Re: [RFC 00/16] KVM protected memory extension

From: Sean Christopherson <sean.j.christopherson@intel.com>
To: Marc Zyngier <maz@kernel.org>
Cc: "Kirill A. Shutemov" <kirill@shutemov.name>,
	Dave Hansen <dave.hansen@linux.intel.com>,
	Andy Lutomirski <luto@kernel.org>,
	Peter Zijlstra <peterz@infradead.org>,
	Paolo Bonzini <pbonzini@redhat.com>,
	Vitaly Kuznetsov <vkuznets@redhat.com>,
	Wanpeng Li <wanpengli@tencent.com>,
	Jim Mattson <jmattson@google.com>, Joerg Roedel <joro@8bytes.org>,
	David Rientjes <rientjes@google.com>,
	Andrea Arcangeli <aarcange@redhat.com>,
	Kees Cook <keescook@chromium.org>, Will Drewry <wad@chromium.org>,
	"Edgecombe, Rick P" <rick.p.edgecombe@intel.com>,
	"Kleen, Andi" <andi.kleen@intel.com>,
	x86@kernel.org, kvm@vger.kernel.org, linux-mm@kvack.org,
	linux-kernel@vger.kernel.org,
	"Kirill A. Shutemov" <kirill.shutemov@linux.intel.com>,
	kernel-team@android.com, will@kernel.org,
	Jun Nakajima <jun.nakajima@intel.com>
Subject: Re: [RFC 00/16] KVM protected memory extension
Date: Thu, 4 Jun 2020 08:48:35 -0700	[thread overview]
Message-ID: <20200604154835.GE30223@linux.intel.com> (raw)
In-Reply-To: <20200604161523.39962919@why>

+Jun

On Thu, Jun 04, 2020 at 04:15:23PM +0100, Marc Zyngier wrote:
> Hi Kirill,
> 
> Thanks for this.
> 
> On Fri, 22 May 2020 15:51:58 +0300
> "Kirill A. Shutemov" <kirill@shutemov.name> wrote:
> 
> > == Background / Problem ==
> > 
> > There are a number of hardware features (MKTME, SEV) which protect guest
> > memory from some unauthorized host access.

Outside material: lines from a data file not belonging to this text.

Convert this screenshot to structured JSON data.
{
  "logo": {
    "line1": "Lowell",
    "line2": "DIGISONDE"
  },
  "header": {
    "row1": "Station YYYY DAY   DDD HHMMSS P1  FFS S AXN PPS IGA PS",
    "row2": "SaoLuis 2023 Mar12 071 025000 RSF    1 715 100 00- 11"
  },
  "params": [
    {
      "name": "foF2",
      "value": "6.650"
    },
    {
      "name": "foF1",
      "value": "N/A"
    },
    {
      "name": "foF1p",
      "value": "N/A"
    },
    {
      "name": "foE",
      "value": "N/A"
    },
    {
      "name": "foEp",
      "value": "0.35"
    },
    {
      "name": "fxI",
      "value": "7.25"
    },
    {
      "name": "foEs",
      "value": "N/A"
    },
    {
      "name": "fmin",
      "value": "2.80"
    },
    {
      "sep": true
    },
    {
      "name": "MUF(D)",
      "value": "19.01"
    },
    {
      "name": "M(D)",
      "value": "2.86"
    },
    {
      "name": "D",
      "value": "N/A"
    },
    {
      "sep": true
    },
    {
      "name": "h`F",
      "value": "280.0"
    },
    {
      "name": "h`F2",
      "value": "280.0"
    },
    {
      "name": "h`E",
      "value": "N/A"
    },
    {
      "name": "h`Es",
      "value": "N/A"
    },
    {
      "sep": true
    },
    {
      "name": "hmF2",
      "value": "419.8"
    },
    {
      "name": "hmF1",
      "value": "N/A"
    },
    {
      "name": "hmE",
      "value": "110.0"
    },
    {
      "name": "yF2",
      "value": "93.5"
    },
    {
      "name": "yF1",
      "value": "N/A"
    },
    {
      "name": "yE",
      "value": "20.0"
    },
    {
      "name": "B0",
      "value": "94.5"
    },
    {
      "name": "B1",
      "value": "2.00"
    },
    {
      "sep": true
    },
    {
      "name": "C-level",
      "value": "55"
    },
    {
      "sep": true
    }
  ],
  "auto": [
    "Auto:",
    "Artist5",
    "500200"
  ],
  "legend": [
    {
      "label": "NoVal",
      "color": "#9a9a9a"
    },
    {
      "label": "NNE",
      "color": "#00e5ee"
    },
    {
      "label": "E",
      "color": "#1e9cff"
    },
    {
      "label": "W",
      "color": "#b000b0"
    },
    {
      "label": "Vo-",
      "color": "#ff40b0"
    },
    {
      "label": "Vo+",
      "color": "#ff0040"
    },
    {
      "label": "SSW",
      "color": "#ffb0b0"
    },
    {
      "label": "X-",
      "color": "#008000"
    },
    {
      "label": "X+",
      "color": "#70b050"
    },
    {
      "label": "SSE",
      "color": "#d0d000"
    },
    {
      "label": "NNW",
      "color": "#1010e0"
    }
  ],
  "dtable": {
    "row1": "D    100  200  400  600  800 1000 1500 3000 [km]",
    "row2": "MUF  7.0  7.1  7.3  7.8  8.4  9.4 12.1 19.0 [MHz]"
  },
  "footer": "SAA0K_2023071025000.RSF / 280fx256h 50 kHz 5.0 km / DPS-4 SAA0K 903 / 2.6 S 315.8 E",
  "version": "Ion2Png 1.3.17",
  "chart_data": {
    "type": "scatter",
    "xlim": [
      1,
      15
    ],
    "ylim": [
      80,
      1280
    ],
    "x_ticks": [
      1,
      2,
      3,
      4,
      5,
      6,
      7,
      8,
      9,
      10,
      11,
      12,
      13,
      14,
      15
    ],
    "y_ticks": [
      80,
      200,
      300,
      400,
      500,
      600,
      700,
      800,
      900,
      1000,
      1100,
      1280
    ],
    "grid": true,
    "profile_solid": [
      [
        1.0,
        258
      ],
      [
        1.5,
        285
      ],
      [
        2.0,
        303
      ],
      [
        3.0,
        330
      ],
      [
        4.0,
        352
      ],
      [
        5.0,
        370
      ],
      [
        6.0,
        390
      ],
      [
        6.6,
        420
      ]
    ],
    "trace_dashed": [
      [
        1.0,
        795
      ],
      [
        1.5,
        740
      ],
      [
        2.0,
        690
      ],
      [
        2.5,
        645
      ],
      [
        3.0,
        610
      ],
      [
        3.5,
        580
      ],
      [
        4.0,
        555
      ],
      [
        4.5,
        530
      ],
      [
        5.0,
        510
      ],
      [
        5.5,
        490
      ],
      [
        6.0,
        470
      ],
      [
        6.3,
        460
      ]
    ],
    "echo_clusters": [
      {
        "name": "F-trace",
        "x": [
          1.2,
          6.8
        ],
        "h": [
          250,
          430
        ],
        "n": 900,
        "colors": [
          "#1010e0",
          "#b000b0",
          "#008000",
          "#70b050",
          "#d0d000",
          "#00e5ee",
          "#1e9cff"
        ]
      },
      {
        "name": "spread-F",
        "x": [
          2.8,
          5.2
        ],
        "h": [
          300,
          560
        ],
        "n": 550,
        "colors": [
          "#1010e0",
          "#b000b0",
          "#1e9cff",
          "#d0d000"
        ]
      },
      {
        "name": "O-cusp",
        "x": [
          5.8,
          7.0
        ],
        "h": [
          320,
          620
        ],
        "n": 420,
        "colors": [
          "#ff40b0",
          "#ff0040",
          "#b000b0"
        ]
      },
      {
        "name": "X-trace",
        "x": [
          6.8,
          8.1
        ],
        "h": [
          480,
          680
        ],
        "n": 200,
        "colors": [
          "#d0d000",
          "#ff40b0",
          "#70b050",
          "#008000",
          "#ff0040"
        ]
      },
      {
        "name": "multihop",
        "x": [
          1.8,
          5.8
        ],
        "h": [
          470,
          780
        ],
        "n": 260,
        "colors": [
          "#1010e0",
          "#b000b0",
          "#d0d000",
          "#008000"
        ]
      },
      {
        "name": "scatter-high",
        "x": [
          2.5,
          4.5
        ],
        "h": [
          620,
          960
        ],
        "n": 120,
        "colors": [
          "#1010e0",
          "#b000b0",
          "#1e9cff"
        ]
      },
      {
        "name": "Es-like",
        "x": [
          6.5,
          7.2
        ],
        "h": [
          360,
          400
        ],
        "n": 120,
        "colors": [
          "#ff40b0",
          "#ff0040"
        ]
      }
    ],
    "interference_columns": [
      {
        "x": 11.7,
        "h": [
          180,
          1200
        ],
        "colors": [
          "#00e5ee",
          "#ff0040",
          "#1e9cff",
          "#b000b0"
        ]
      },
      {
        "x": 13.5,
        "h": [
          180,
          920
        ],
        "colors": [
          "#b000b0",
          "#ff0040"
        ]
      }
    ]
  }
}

The patchset proposes a purely
> > software feature that mitigates some of the same host-side read-only
> > attacks.
> > 
> > 
> > == What does this set mitigate? ==
> > 
> >  - Host kernel ”accidental” access to guest data (think speculation)
> > 
> >  - Host kernel induced access to guest data (write(fd, &guest_data_ptr, len))
> > 
> >  - Host userspace access to guest data (compromised qemu)
> > 
> > == What does this set NOT mitigate? ==
> > 
> >  - Full host kernel compromise.  Kernel will just map the pages again.
> > 
> >  - Hardware attacks
> 
> Just as a heads up, we (the Android kernel team) are currently
> involved in something pretty similar for KVM/arm64 in order to bring
> some level of confidentiality to guests.
> 
> The main idea is to de-privilege the host kernel by wrapping it in its
> own nested set of page tables which allows us to remove memory
> allocated to guests on a per-page basis. The core hypervisor runs more
> or less independently at its own privilege level. It still is KVM
> though, as we don't intend to reinvent the wheel.
> 
> Will has written a much more lingo-heavy description here:
> https://lore.kernel.org/kvmarm/20200327165935.GA8048@willie-the-truck/

Pardon my arm64 ignorance...

IIUC, in this mode, the host kernel runs at EL1?  And to switch to a guest
it has to bounce through EL2, which is KVM, or at least a chunk of KVM?
I assume the EL1->EL2->EL1 switch is done by trapping an exception of some
form?

If all of the above are "yes", does KVM already have the necessary logic to
perform the EL1->EL2->EL1 switches, or is that being added as part of the
de-privileging effort?

> This works for one of the virtualization modes that arm64 can use (what
> we call non-VHE, or nVHE for short). The other mode (VHE), is much more
> similar to what happens on other architectures, where the kernel and
> the hypervisor are one single entity. In this case, we cannot use the
> same trick with nested page tables, and have to rely on something that
> would very much look like what you're proposing.
> 
> Note that the two modes of the architecture would benefit from this
> work anyway, as I'd like the host to know that we've pulled memory
> from under its feet. Since you have done most of the initial work, I
> intend to give it a go on arm64 shortly and see what sticks.